I take the curves slow. Security cameras pivot as we pass. Sprinklers hiss from somewhere in the background and then—finally—I can see the estate, cresting like a hill before we reach the iron gates.
As I slow, her body moulds against my back and like any man with blood in his veins, I feel her femininity do the same. She slides off, only to stand in front of me, mumbling a thank you. But mercy, my eyes find a way to glance at her chest. Perfect. Not just round, but full—the kind that would make a man’s hand rich if he dared to squeeze.

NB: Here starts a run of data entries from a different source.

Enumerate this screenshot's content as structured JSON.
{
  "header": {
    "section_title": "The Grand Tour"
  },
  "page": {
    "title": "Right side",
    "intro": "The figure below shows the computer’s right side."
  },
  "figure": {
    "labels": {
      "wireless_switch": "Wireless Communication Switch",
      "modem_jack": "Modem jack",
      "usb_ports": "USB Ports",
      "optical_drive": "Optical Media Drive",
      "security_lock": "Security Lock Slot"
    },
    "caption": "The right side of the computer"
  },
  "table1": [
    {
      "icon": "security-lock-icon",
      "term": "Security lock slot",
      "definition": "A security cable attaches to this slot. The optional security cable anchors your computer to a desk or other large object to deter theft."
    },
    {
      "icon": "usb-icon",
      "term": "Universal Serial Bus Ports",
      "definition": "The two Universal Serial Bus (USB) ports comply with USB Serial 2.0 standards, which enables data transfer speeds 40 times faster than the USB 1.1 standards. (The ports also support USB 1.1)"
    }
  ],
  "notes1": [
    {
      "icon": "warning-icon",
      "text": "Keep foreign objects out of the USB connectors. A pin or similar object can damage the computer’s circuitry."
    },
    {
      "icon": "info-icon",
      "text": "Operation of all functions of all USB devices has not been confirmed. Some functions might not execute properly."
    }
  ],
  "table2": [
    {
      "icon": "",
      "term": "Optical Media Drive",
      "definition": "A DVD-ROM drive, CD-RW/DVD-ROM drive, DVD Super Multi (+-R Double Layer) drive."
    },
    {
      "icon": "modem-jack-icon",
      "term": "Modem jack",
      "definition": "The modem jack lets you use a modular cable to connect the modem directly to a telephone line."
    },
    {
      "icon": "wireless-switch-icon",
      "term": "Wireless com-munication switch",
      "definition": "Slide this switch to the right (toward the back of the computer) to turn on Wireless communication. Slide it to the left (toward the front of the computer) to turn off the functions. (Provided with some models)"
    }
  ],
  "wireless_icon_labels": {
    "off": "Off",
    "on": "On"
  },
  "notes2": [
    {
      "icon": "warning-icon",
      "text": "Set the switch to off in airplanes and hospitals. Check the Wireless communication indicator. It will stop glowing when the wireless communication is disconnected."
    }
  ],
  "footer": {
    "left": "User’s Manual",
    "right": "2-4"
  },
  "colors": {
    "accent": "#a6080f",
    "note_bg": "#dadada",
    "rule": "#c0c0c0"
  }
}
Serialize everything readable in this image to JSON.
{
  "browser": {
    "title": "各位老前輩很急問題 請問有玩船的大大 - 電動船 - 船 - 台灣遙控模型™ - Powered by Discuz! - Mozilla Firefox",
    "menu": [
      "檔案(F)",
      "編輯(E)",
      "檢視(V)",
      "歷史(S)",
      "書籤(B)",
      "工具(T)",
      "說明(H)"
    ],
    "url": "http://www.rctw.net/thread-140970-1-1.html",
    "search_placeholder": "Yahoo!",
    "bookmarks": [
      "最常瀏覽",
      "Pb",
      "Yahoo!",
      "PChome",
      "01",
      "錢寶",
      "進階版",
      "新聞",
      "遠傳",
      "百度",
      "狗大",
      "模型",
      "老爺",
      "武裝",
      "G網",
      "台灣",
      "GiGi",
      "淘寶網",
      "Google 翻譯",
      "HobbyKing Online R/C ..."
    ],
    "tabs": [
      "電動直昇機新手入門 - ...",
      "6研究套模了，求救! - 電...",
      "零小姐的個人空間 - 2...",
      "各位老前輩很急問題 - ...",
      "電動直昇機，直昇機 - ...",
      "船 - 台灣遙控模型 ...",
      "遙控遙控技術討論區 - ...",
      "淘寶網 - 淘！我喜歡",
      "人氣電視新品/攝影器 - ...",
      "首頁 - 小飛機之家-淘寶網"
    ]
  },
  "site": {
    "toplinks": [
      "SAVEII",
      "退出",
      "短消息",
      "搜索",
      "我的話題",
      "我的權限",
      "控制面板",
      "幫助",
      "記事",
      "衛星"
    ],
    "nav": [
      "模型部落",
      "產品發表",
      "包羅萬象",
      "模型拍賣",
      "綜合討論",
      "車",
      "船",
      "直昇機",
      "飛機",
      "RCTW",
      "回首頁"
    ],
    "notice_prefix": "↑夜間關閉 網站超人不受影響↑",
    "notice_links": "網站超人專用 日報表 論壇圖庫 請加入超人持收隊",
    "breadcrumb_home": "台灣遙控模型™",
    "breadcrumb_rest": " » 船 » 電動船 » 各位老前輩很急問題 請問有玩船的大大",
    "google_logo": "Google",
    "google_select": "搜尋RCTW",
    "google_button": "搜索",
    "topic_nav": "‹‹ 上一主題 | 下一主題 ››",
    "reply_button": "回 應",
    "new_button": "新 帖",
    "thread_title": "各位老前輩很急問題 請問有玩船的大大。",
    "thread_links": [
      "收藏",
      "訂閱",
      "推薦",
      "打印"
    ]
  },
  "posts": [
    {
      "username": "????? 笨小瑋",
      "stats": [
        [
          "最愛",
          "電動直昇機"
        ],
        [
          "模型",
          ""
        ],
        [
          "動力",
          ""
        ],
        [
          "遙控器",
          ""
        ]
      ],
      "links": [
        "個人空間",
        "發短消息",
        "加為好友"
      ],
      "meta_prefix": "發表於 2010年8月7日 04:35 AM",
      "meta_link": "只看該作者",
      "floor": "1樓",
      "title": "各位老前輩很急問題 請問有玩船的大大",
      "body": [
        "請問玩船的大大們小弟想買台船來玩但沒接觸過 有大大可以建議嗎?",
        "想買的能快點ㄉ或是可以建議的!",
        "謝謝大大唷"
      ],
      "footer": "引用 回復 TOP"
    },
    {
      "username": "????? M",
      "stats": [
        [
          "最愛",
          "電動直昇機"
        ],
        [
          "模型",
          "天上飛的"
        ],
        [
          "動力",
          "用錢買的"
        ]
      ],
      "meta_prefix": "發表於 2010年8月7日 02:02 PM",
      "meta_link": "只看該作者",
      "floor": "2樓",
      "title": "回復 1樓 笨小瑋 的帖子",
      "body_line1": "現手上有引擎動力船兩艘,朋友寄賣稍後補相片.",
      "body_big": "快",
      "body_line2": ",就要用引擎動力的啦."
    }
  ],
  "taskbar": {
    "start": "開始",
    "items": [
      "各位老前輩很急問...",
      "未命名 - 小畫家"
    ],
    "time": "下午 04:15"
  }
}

What the hell am I doing? As if I haven’t felt the touch of a woman before.
I fold my arms on my bike. “Are you sure this is the address?”
“Why would you think it’s not?” she squints, fixing her hand on her forehead against the sun. “Because a poor girl like me has no business in such a place?” She jumps ahead of herself.
“No, because—”
“You’re one powerful person in this city, yet somehow, you and Caden have the time to dictate what I do with my life.”
“Miss girl, I do not like to be accused of things I play no part in.” I keep my voice gracious but I know there’s no reducing whatever I do. It will always be maximized for what I’m known for.
“Of course—”
“I’m not Caden. You will not speak back to me.”
There goes my nerves but at least it brings her lips to a stop. She frowns.
“Regardless, the reason I ask is because this is my house.”
Her face completely pales when I say this. Wait a minute… is she here for the domestic vacancy my mother put out?